Couthon est un vieux camarade

1755-1794 . J’ai bien connu son fils, Antoine, que j’ai côtoyé dans le Puy- de-Dôme, à Moscou et à Santa Margherita Ligure. Nous nous sommes d’autant mieux entendus que nous ne manquions pas de points communs.

À commencer par une femme gauchère, aimant les cerises et les paysages majestueux.

Lui, le père, je l’ai croisé plusieurs fois. En cours moyen deuxième année, où il était déjà l’ami de Robespierre et où il est devenu mon ami, puisque les amis de nos amis sont nos amis ; à la Sorbonne, où il était toujours l’ami de Robespierre, donc l’ami de François Hincker ; dans les années quatre-vingt, où je l’ai beaucoup fréquenté. Il était très impressionnant, mais très doux. Je ne comprends pas pourquoi on l’a surnommé « le Tigre altéré de sang ». Bien sûr, il y a la loi de prairial pour renforcer ce qu’on appelle la Terreur, sans bien saisir ce que signifiait à l’époque, en français, le mot « terreur ». Bien sûr, cette loi a envoyé à la guillotine des citoyens innocents. Mais ce n’était pas la soif de sang qui motivait Couthon, je vous le garantis. Et puis, le tigre n’est pas forcément l’animal féroce et le père inexorable que disent les dictionnaires. Il est aussi royal, élégant, simplement sauvage. Ici et là des esprits brillants l’ont compris, Clemenceau, Raphaël Meltz et Laetitia Bianchi - sans oublier Mao, qui se moquait du tigre de papier.

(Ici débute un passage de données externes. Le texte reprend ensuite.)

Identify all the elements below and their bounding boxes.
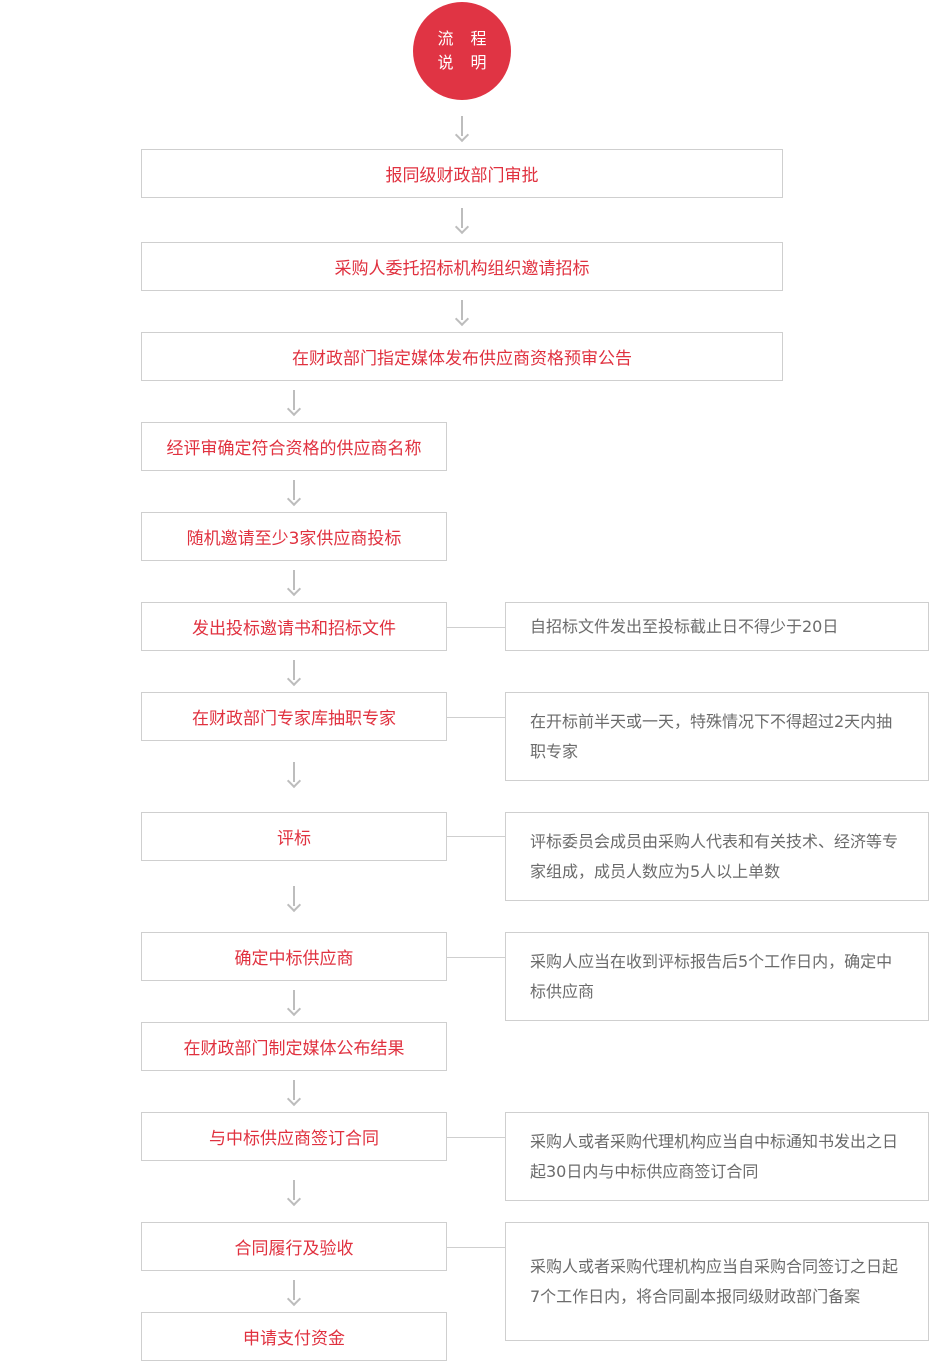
step-box: 在财政部门专家库抽职专家 xyxy=(141,692,447,741)
arrow-down-icon xyxy=(287,660,301,688)
step-box: 发出投标邀请书和招标文件 xyxy=(141,602,447,651)
step-box: 与中标供应商签订合同 xyxy=(141,1112,447,1161)
arrow-down-icon xyxy=(287,1280,301,1308)
connector-line xyxy=(447,957,505,958)
step-box: 确定中标供应商 xyxy=(141,932,447,981)
step-box: 经评审确定符合资格的供应商名称 xyxy=(141,422,447,471)
badge-line-2: 说 明 xyxy=(437,53,493,72)
note-box: 评标委员会成员由采购人代表和有关技术、经济等专家组成，成员人数应为5人以上单数 xyxy=(505,812,929,901)
note-text: 评标委员会成员由采购人代表和有关技术、经济等专家组成，成员人数应为5人以上单数 xyxy=(530,831,899,881)
step-box: 合同履行及验收 xyxy=(141,1222,447,1271)
arrow-down-icon xyxy=(287,990,301,1018)
note-box: 自招标文件发出至投标截止日不得少于20日 xyxy=(505,602,929,651)
note-text: 采购人或者采购代理机构应当自中标通知书发出之日起30日内与中标供应商签订合同 xyxy=(530,1131,899,1181)
connector-line xyxy=(447,836,505,837)
note-box: 采购人应当在收到评标报告后5个工作日内，确定中标供应商 xyxy=(505,932,929,1021)
note-text: 在开标前半天或一天，特殊情况下不得超过2天内抽职专家 xyxy=(530,711,893,761)
step-box: 采购人委托招标机构组织邀请招标 xyxy=(141,242,783,291)
connector-line xyxy=(447,1247,505,1248)
process-description-badge: 流 程 说 明 xyxy=(413,2,511,100)
arrow-down-icon xyxy=(455,116,469,144)
connector-line xyxy=(447,1137,505,1138)
note-box: 采购人或者采购代理机构应当自中标通知书发出之日起30日内与中标供应商签订合同 xyxy=(505,1112,929,1201)
note-text: 采购人应当在收到评标报告后5个工作日内，确定中标供应商 xyxy=(530,951,893,1001)
note-box: 采购人或者采购代理机构应当自采购合同签订之日起7个工作日内，将合同副本报同级财政… xyxy=(505,1222,929,1341)
arrow-down-icon xyxy=(287,762,301,790)
note-text: 自招标文件发出至投标截止日不得少于20日 xyxy=(530,616,839,636)
step-box: 在财政部门指定媒体发布供应商资格预审公告 xyxy=(141,332,783,381)
arrow-down-icon xyxy=(287,390,301,418)
arrow-down-icon xyxy=(455,300,469,328)
step-box: 随机邀请至少3家供应商投标 xyxy=(141,512,447,561)
badge-line-1: 流 程 xyxy=(437,29,493,48)
connector-line xyxy=(447,717,505,718)
connector-line xyxy=(447,627,505,628)
arrow-down-icon xyxy=(287,570,301,598)
step-box: 申请支付资金 xyxy=(141,1312,447,1361)
note-text: 采购人或者采购代理机构应当自采购合同签订之日起7个工作日内，将合同副本报同级财政… xyxy=(530,1256,899,1306)
note-box: 在开标前半天或一天，特殊情况下不得超过2天内抽职专家 xyxy=(505,692,929,781)
arrow-down-icon xyxy=(287,1080,301,1108)
arrow-down-icon xyxy=(287,1180,301,1208)
step-box: 在财政部门制定媒体公布结果 xyxy=(141,1022,447,1071)
arrow-down-icon xyxy=(287,480,301,508)
step-box: 评标 xyxy=(141,812,447,861)
step-box: 报同级财政部门审批 xyxy=(141,149,783,198)
arrow-down-icon xyxy=(455,208,469,236)
arrow-down-icon xyxy=(287,886,301,914)
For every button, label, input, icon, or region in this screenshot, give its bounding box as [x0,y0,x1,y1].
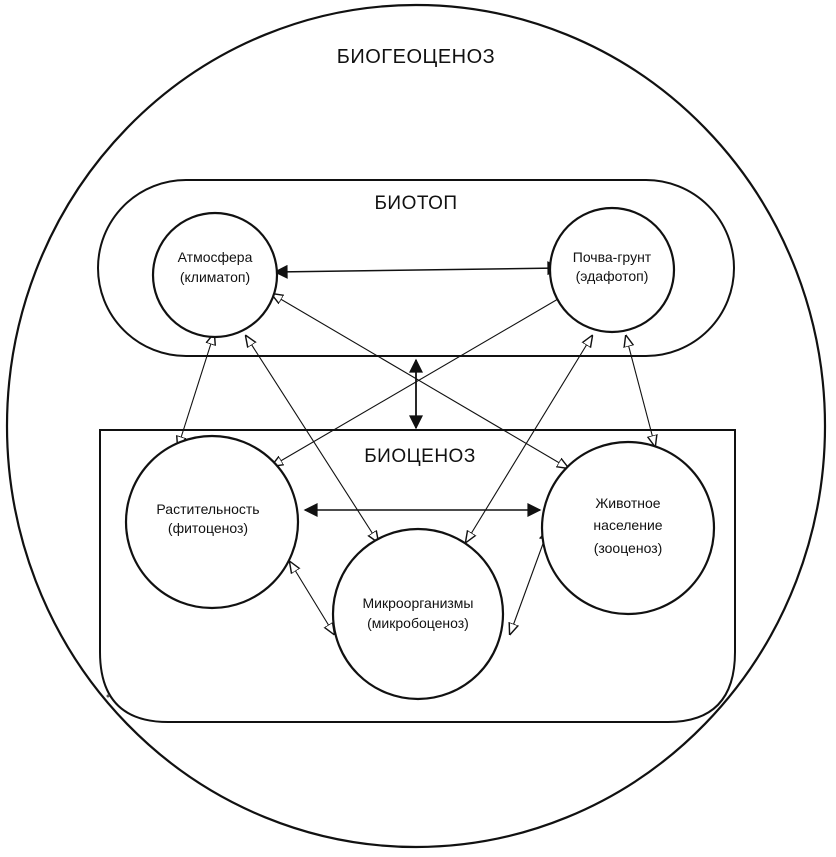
node-plants: Растительность (фитоценоз) [124,434,300,610]
arrow-animals-microbes [510,530,548,634]
node-atmosphere-sublabel: (климатоп) [180,269,250,285]
biogeocenosis-title: БИОГЕОЦЕНОЗ [337,46,496,68]
biocenosis-boundary [99,429,736,723]
node-microbes-label: Микроорганизмы [363,595,474,611]
arrow-plants-microbes [290,562,334,634]
node-plants-sublabel: (фитоценоз) [168,520,248,536]
node-animals-label: Животное [595,495,660,511]
biogeocenosis-boundary [5,3,827,849]
node-animals-label-2: население [593,517,662,533]
arrow-soil-animals [626,336,655,446]
node-atmosphere: Атмосфера (климатоп) [151,211,279,339]
arrow-atmosphere-plants [178,334,214,447]
node-soil: Почва-грунт (эдафотоп) [548,206,676,334]
arrow-soil-microbes [466,336,592,542]
arrow-atmosphere-microbes [246,336,378,542]
biotope-title: БИОТОП [374,193,457,214]
arrow-soil-plants [272,292,570,466]
node-animals-sublabel: (зооценоз) [594,540,663,556]
node-microbes: Микроорганизмы (микробоценоз) [331,527,505,701]
node-soil-sublabel: (эдафотоп) [576,268,649,284]
arrow-atmosphere-animals [272,294,568,468]
scan-speck [106,694,110,698]
node-soil-label: Почва-грунт [573,249,652,265]
node-animals: Животное население (зооценоз) [540,440,716,616]
arrow-atmosphere-soil [273,261,562,279]
biocenosis-title: БИОЦЕНОЗ [364,446,476,467]
node-microbes-sublabel: (микробоценоз) [367,615,469,631]
node-plants-label: Растительность [156,501,259,517]
node-atmosphere-label: Атмосфера [178,249,253,265]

On peut voir au musée la chaise de Couthon. C’est une espèce de chaise roulante en tissu jaune citron. Depuis deux ans, il avait perdu l’usage de ses jambes. La nuit du 9 thermidor, dans le chaos et la cohue, il a tenté de s’enfuir sur les épaules d’un gendarme que la Convention lui avait alloué, mais il a été arrêté, couché sur un brancard, sa culotte gris perle maculée d’urine, porté sur l’échafaud, mais impossible de faire tenir son cou dans la lunette de la guillotine, on ne va pas quand même pas lsur le dos, alors on le met de côté et à six heures presque cinquante le bourreau lâche la corde qui libère le couperet.

Mais reprenons les choses au commencement.

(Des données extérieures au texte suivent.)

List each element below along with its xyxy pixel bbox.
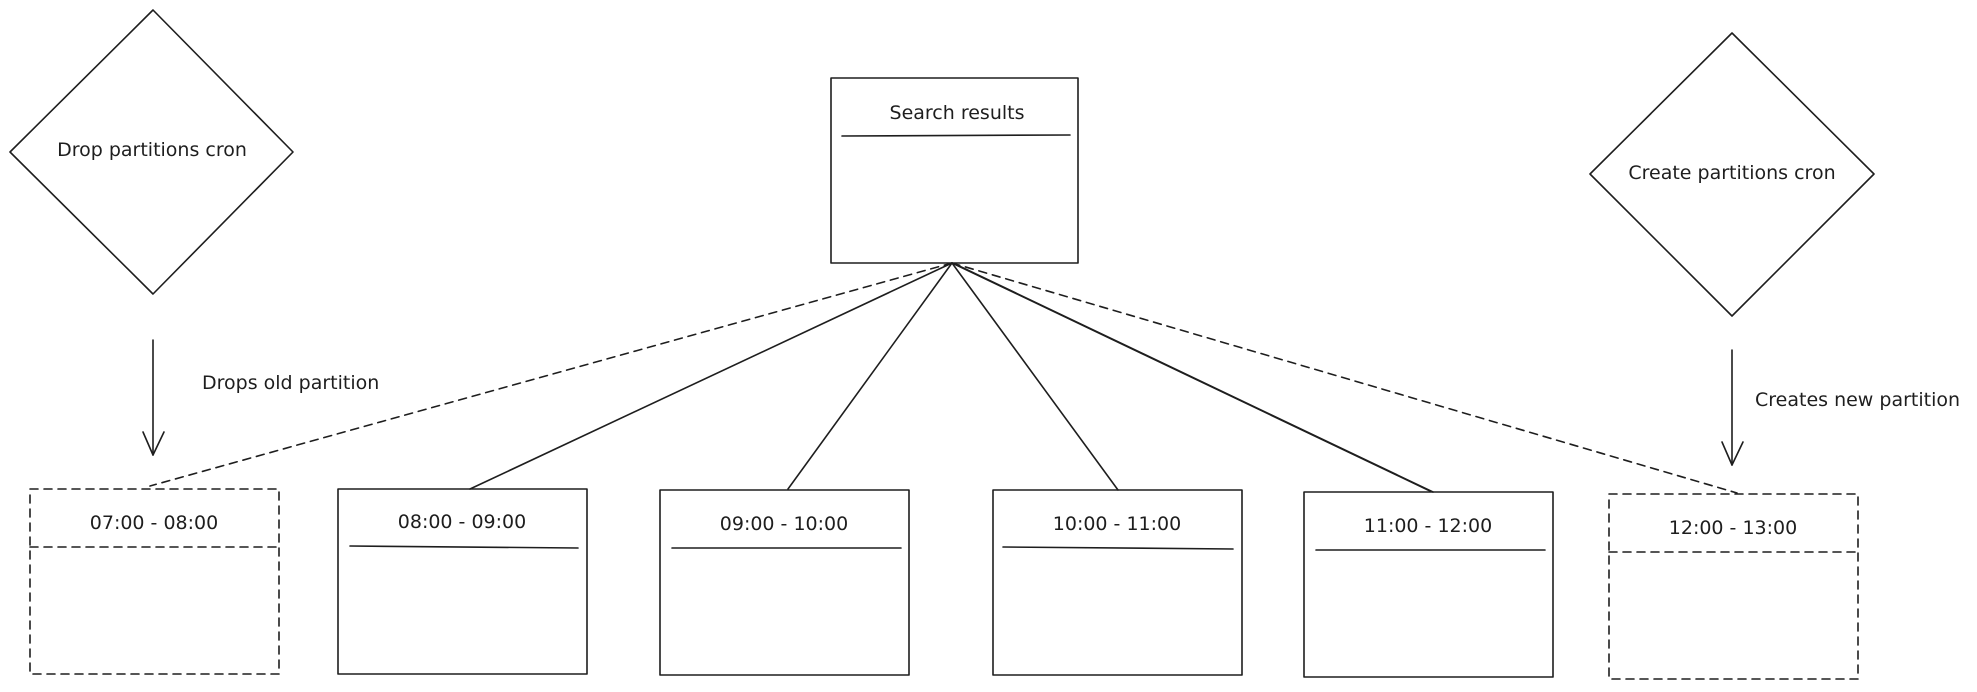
drop-cron-label: Drop partitions cron [57, 139, 247, 161]
partition-frame [992, 489, 1243, 676]
search-results-divider [841, 134, 1071, 137]
search-results-box: Search results [830, 77, 1079, 264]
partition-frame [337, 488, 588, 675]
create-arrow-label: Creates new partition [1755, 389, 1960, 411]
create-arrow-head [1721, 441, 1744, 466]
create-cron-shape [1589, 32, 1875, 317]
partition-label: 09:00 - 10:00 [720, 513, 848, 535]
partition-divider [1002, 546, 1234, 550]
partition-07-08: 07:00 - 08:00 [29, 488, 280, 675]
create-cron-label: Create partitions cron [1628, 162, 1835, 184]
drop-cron-shape [9, 9, 294, 295]
partition-frame [1303, 491, 1554, 678]
connector-12-13 [951, 262, 1738, 494]
search-results-title: Search results [890, 102, 1025, 124]
partition-label: 08:00 - 09:00 [398, 511, 526, 533]
partition-08-09: 08:00 - 09:00 [337, 488, 588, 675]
connector-07-08 [149, 262, 953, 487]
partition-frame [29, 488, 280, 675]
connector-08-09 [469, 262, 953, 490]
partition-09-10: 09:00 - 10:00 [659, 489, 910, 676]
partition-12-13: 12:00 - 13:00 [1608, 493, 1859, 680]
partition-label: 07:00 - 08:00 [90, 512, 218, 534]
connector-11-12-double [954, 263, 1434, 493]
create-cron-diamond: Create partitions cron [1589, 32, 1875, 317]
partition-frame [1608, 493, 1859, 680]
partition-10-11: 10:00 - 11:00 [992, 489, 1243, 676]
partition-label: 11:00 - 12:00 [1364, 515, 1492, 537]
drop-arrow-head [142, 431, 165, 456]
partition-divider [349, 545, 579, 549]
partition-label: 12:00 - 13:00 [1669, 517, 1797, 539]
connector-10-11 [951, 262, 1119, 491]
partition-11-12: 11:00 - 12:00 [1303, 491, 1554, 678]
drop-cron-diamond: Drop partitions cron [9, 9, 294, 295]
connectors [149, 262, 1738, 494]
drop-arrow: Drops old partition [142, 339, 379, 456]
partition-label: 10:00 - 11:00 [1053, 513, 1181, 535]
create-arrow: Creates new partition [1721, 349, 1960, 466]
drop-arrow-label: Drops old partition [202, 372, 379, 394]
partition-frame [659, 489, 910, 676]
search-results-frame [830, 77, 1079, 264]
connector-09-10 [787, 262, 953, 490]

Couthon est né en décembre 1755, un mois après le tremblement de terre de Lisbonne qui impressionnera Candide. Il naît dans un milieu de robins et de marchands. Il suit des études de droit. Il devient avocat. Il défend notamment les pauvres. Il dénonce les privilèges de la noblesse. Il fréquente des sociétés littéraires et il prononce un joli discours sur la patience. Il se plaît même à écrire quelques pièces de théâtre. On fait volontiers l’éloge de son bon caractère et de son talent.

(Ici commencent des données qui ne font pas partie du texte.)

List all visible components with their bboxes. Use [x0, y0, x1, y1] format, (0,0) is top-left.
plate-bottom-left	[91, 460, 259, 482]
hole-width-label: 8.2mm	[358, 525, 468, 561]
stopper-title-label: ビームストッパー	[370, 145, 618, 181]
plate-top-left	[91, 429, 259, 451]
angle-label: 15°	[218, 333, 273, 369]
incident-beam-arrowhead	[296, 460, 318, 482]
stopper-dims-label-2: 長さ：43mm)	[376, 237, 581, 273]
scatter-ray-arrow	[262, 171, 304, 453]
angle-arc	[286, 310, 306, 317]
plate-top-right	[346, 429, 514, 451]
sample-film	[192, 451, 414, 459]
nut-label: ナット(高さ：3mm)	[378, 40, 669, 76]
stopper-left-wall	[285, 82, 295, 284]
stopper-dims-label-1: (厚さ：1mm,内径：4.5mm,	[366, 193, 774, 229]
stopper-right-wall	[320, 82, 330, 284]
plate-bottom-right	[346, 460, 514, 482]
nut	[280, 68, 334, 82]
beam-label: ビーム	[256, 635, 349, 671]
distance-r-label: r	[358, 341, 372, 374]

En somme, c’est le profil classique d’un homme des années 1780. Il suit les événements du printemps et de l’été 1789 d’assez loin, c’est-à-dire de Clermont. Il n’en est pas moins passionné et révolutionnaire à sa façon. En octobre, il propose ainsi une souscription d’humanité pour les miséreux : « En prévenant les besoins impérieux des pauvres, vous les rendrez meilleurs et vous parviendrez infailliblement à la sûreté des riches. » Ce n’est pas à proprement parler du Lénine.

Il s’affirme comme jacobin. Malgré le début de sa paralysie, il est élu à l’Assemblée législative à l’automne 1791 et s’y montre actif. Par la suite, il devient montagnard, mais lentement. Il n’a pas de sympathie excessive pour les sans-culottes ni pour cet autre malade qu’est Marat. Il entre au Comité de salut public et défend la Terreur, mais, s’il fait preuve de fermeté, il observe une certaine clémence, comme le prouve son attitude à Lyon lorsque la Convention décrète la destruction de la capitale des Gaules.

Au printemps 1794, Couthon et sa femme quittent la maison près du Pont-Neuf, à proximité des bains. Ils viennent loger rue Honoré, chez le menuisier Duplay. Le soir, il retrouve les frères Robespierre, Saint-Just, Lebas et une escouade d’enthousiastes, et ils déclament des vers latins qui chantent la gloire de Rome, ils versent une larme sur les malheurs de Bérénice et boivent des chocolats chauds qui changent Couthon de ses bouillons de veau et de ses gouttes d’opium. Et puis, tout ce beau monde est repris par ce qu’on appelle par litote « la force des choses ».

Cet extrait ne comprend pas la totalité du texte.